Bulletin 63, mars 2015
Depuis le cessez-le-feu qui a suivi la sanglante agression contre Gaza durant l’été 2014, la situation de la population va en empirant au point que l’UNRWA a déclaré que Gaza était au bord de l’effondrement.
Israël et Gaza
L’accord de cessez-le-feu signé en août 2014 stipulait l’allègement immédiat du blocus qui frappe Gaza depuis 2007: ouverture des points de passages pour l’aide humanitaire et d’urgence, élargissement de la zone de pêche à 6 milles marins, réduction de la zone tampon à 100 mètres. Dans les faits, comme le dénonce Human Rights Watch, Israël n’a en rien changé ses procédures ni supprimé les restrictions au mouvement des biens et des personnes. Rien que l’approbation de projets humanitaires prend au moins 9 mois quand il n’y a pas tout simplement renvoi des projets aux calendes grecques. Par ailleurs, Israël ne permet l’importation des biens que par un seul point de passage qui est mal équipé (Kerem Shalom) contrairement à ceux qui étaient en fonction avant le blocus : dès lors, selon l’ONU, même si Israël permettait à ce point de passage commercial de fonctionner au maximum, il faudrait vingt ans pour pourvoir aux besoins de reconstruction de la population. (Gaza : Donors, UN should press Israel blockade, 12/11/2014, Human Rights Watch) Et ceci ne concerne que la reconstruction !
Par ailleurs, sur mer, la marine israélienne continue à restreindre la zone de pêche (5 milles maximum). Depuis la signature de la trêve, on dénombre : deux pêcheurs blessés, quarante pêcheurs kidnappés et relâchés sauf trois toujours en prison, cinq bateaux de pêche détruits et vingt autres confisqués.
our ce qui est de la zone tampon et donc des terres en bordure de frontière, l’armée continue de tirer sur les fermiers qui y vivent et même à y faire des incursions pour détruire des champs. Depuis août 2014, un civil a été tué et une vingtaine d’autres ont été blessés.
D’août à décembre 2014, on comptait déjà 94 violations du cessez-le-feu par Israël. (94 Israeli Ceasefire Violations Since August, http://www.imemc.org/article/70072)

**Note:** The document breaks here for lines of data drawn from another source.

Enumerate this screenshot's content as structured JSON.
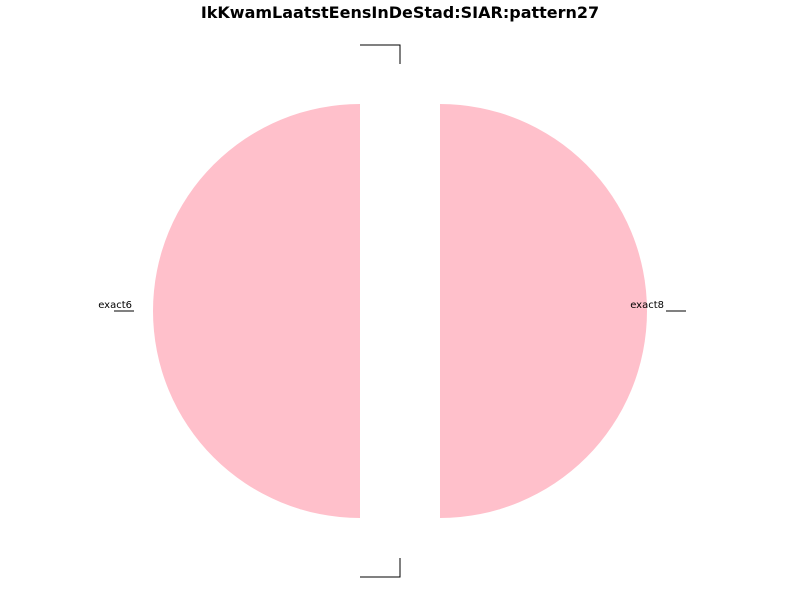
{
  "chart_data": {
    "type": "pie",
    "title": "IkKwamLaatstEensInDeStad:SIAR:pattern27",
    "slices": [
      {
        "label": "exact6",
        "value": 0.5,
        "color": "#ffc0cb"
      },
      {
        "label": "",
        "value": 0.0,
        "color": "#ffc0cb"
      },
      {
        "label": "exact8",
        "value": 0.5,
        "color": "#ffc0cb"
      },
      {
        "label": "",
        "value": 0.0,
        "color": "#ffc0cb"
      }
    ],
    "legend": "none"
  }
}
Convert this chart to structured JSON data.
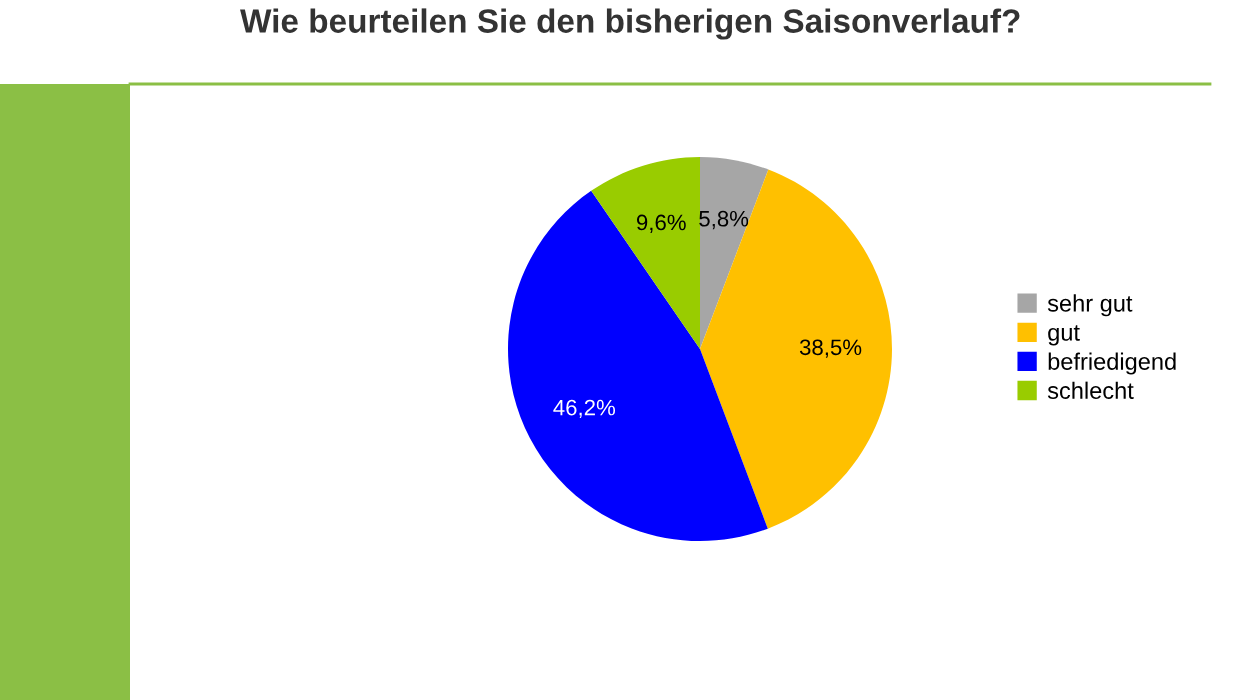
{
  "chart_data": {
    "type": "pie",
    "title": "Wie beurteilen Sie den bisherigen Saisonverlauf?",
    "categories": [
      "sehr gut",
      "gut",
      "befriedigend",
      "schlecht"
    ],
    "values": [
      5.8,
      38.5,
      46.2,
      9.6
    ],
    "value_labels": [
      "5,8%",
      "38,5%",
      "46,2%",
      "9,6%"
    ],
    "colors": [
      "#a6a6a6",
      "#ffc000",
      "#0000ff",
      "#99cc00"
    ],
    "legend": "right"
  }
}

Comme l’analyse Noam Chomsky, Israël a l’habitude de promettre la levée du blocus de Gaza (voir en 2005, Accord sur la circulation et l’accès) et de ne jamais tenir parole : cela lui permet de gagner du temps et de poursuivre tranquillement sa politique coloniale. (N. CHOMSKY, Ceasefires in which violations never cease. What’s next for Israel, Hamas, Gaza ?, 09/09/2014)

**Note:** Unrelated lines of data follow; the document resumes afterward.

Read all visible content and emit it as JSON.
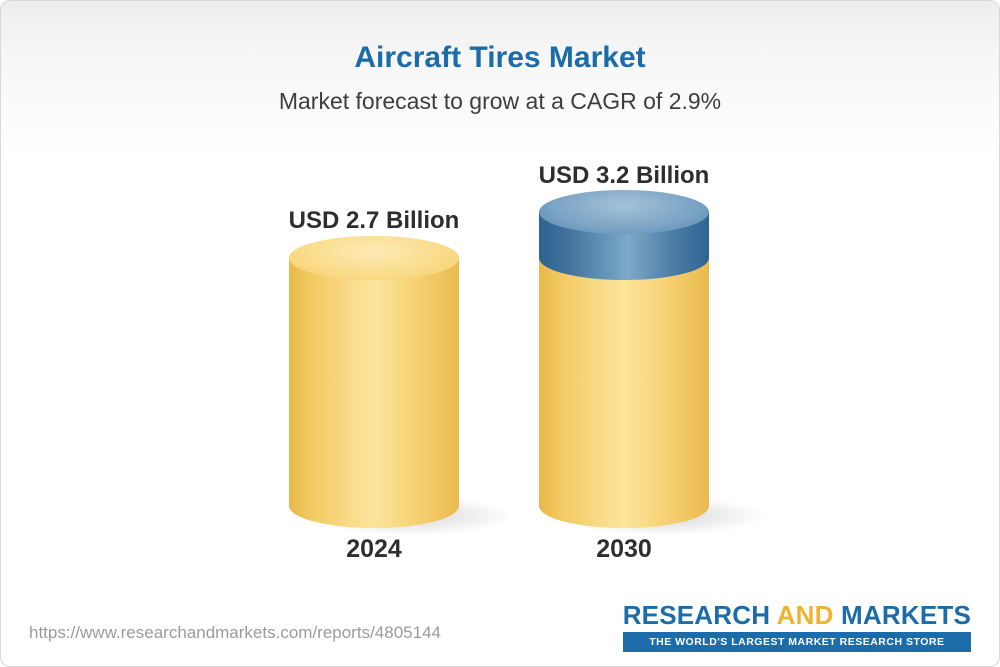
{
  "page": {
    "title": "Aircraft Tires Market",
    "subtitle": "Market forecast to grow at a CAGR of 2.9%"
  },
  "chart_data": {
    "type": "bar",
    "title": "Aircraft Tires Market",
    "subtitle": "Market forecast to grow at a CAGR of 2.9%",
    "unit": "USD Billion",
    "cagr_percent": 2.9,
    "categories": [
      "2024",
      "2030"
    ],
    "values": [
      2.7,
      3.2
    ],
    "value_labels": [
      "USD 2.7 Billion",
      "USD 3.2 Billion"
    ],
    "growth_segment_value": 0.5,
    "legend": "none",
    "axes": "none",
    "style": "3d-cylinder-pictorial",
    "colors": {
      "base_segment": "#F5CD66",
      "growth_segment": "#4A7BA5",
      "title": "#1B6CA8",
      "labels": "#2E2E2E"
    }
  },
  "footer": {
    "url": "https://www.researchandmarkets.com/reports/4805144",
    "logo": {
      "research": "RESEARCH",
      "and": "AND",
      "markets": "MARKETS",
      "tagline": "THE WORLD'S LARGEST MARKET RESEARCH STORE"
    }
  }
}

Le problème réside dans l’inaction de l’Europe, des USA et des pays arabes : si toutes les « bonnes âmes » pleurent sur le désastre « made in » Israël dans la bande de Gaza, aucune sanction ni aucune pression sérieuse ne sont exercées pour y remédier.
L’Egypte et Gaza
Après un mois de respect de la trêve, des discussions devaient avoir lieu entre les négociateurs israéliens et palestiniens sur l’ouverture des points de passage aux biens et aux personnes, l’élargissement de la zone de pêche à 12 milles marins, la suppression de la zone tampon, la libération des prisonniers, la construction éventuelle d’un port et d’un aéroport et ce, sous le contrôle des forces de police de l’Autorité palestinienne (et non du Hamas donc). Théoriquement, l’Egypte, qui avait accueilli les pourparlers en vue d’un cessez-le-feu, devait organiser la réunion. Or il est évident, depuis la prise de pouvoir par Sissi, que l’Egypte procède elle aussi à un blocus de Gaza, accusant-sans preuve- le Hamas d’être à l’origine des troubles et des attentats dans le Sinaï. Dès lors, après une réunion en septembre destinée à établir un calendrier et après des incidents dans le Sinaï, l’Egypte a remis à une date ultérieure la poursuite des discussions. Rien n’a avancé depuis sauf que Netanyahou a déclaré que les discussions porteraient uniquement sur la sécurité et que l’Autorité palestinienne ne semble pas avoir fait pression pour finaliser l’accord de cessez-le-feu.
Mais l’Egypte ne se contente pas de traîner les pieds, elle prend des mesures concrètes conte la bande de Gaza et sa population. Tout d’abord, contrairement à ses promesses, la frontière avec Gaza (Rafah) est fermée de manière aléatoire et pour de longues périodes : ouverte 30 jours en septembre 2014, 19 jours en octobre, 3 jours en novembre, 4 jours en décembre. Sur toute l’année 2014, le passage a été fermé 207 jours. Vu la quasi-impossibilité de passer par Israël, des malades, des étudiants, des familles sont bloqués dans Gaza ou hors de Gaza, risquant leur santé et perdant parfois leur emploi ou leur bourse d’études.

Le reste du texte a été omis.